Users with a disability might seek information in different ways and it is our policy to provide resources in alternative methods and formats. For example, coloured overlays are available to assist dyslexic students and text may be scanned for further manipulation or access through a speech synthesizer; Library Services endeavours to check in advance of subscription/purchase how accessible e-resources are and to ensure that suppliers are aware of the needs of disabled users. Relevant services are outlined in the Disabled users’ guide. Library staff are happy to work with lecturers and the Disability Service to try to assist students with specific needs in the way which best helps them. In relation to Equalities Impact Assessment, no other groups are affected by this policy.
Withdrawing out-dated or unused material is an essential aspect of maintaining a lively and relevant collection for our academic staff and students and to make the most effective use of library space by ensuring an appropriate balance between library materials and study spaces.
Decisions are made principally on usage of material, with items normally being withdrawn if not borrowed in the last 5 years. Exceptions will be as follows:
By its nature, art & design stock does not date and retains its historic relevance. Furthermore, loan statistics are not always a reliable indicator of use as art & design books are often used within the Library only. Stock withdrawal in this subject is therefore done by subject librarians, on a book-by-book basis, along with a knowledge of the rest of the collection and what is currently being taught and researched (Appendix 1).

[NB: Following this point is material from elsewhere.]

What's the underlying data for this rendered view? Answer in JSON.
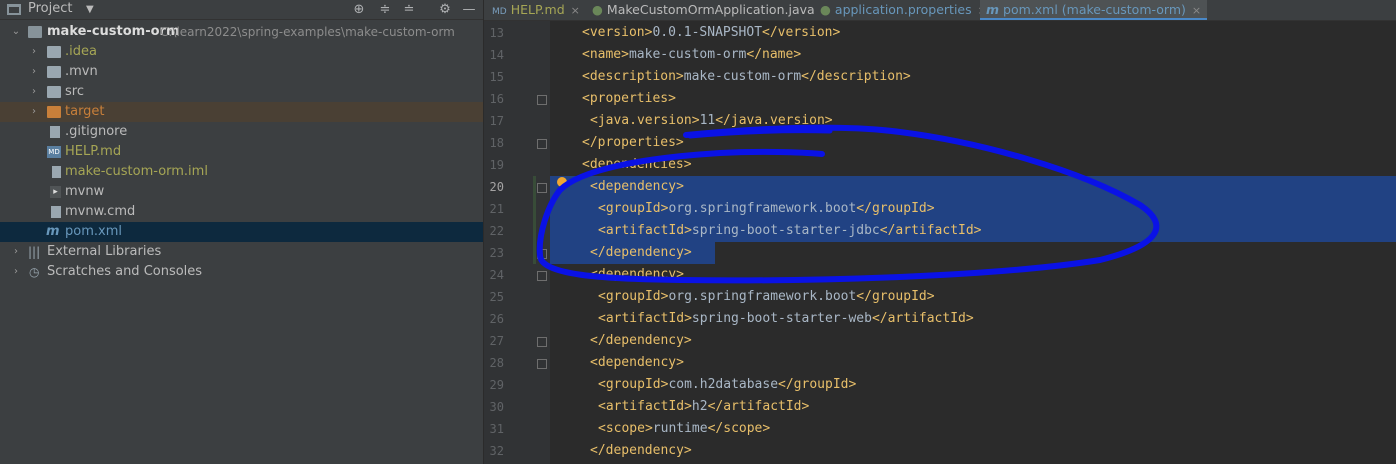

A small number of fast moving and mainly textbook based subjects have shorter usage cut-off dates, e.g. for business, law and computing, the cut-off date is 3 years for most items; for engineering material it is 4 years.
A small number of subjects, principally English and foreign literature and history have longer cut-off dates and are selected for withdrawal if not borrowed within 10 years.
Where a later edition supersedes an earlier one, we retain as a maximum only the current and pre-current edition. Earlier editions are given a sticker saying ‘More recent edition available'. In each case all editions of the same work have the same classmark.
Where a later edition supersedes an earlier one, we retain as a maximum only the current and pre-current edition.
Subject librarians are responsible for the stock editing of e-books. Approaches will vary depending on the subject areas but a similar approach is taken as to current practices with print books.
Library staff consult academic staff in humanities and art and design subject areas but do not normally consult in areas which are largely textbook based. Justification will be requested from academic staff in respect of requests for retaining material, to ensure there is sufficient space for acquiring new titles and to maintain the right balance between study spaces and library materials.
In addition, older or out-dated stock that has been borrowed more recently is reviewed in consultation with academic staff, with the aim of replacing older material with newer, more relevant books where possible.
In all areas except art and design (where illustration/colour is important and the electronic equivalents lack the same quality), back runs of journals are normally withdrawn where electronic archival access is guaranteed.
Journals that have ceased publication or are no longer taken by the library ('dead runs') and have minimal usage are not retained, on the basis that inter library loans provide a fast and inexpensive source to fulfil occasional need.
Print holdings of trade journals will not normally be maintained where there is an electronic version via any of the service providers.
Except in Art and Design and some areas within Humanities, Languages and Social Science, holdings of printed journal back runs are not normally maintained for more than 15 years. General recommendations for periods longer or shorter than the 15 year norm are listed in the table below. However, relevant Library Service Managers make proposals for withdrawal of print holdings on a title by title basis, and therefore for retention of longer or shorter runs based on usage.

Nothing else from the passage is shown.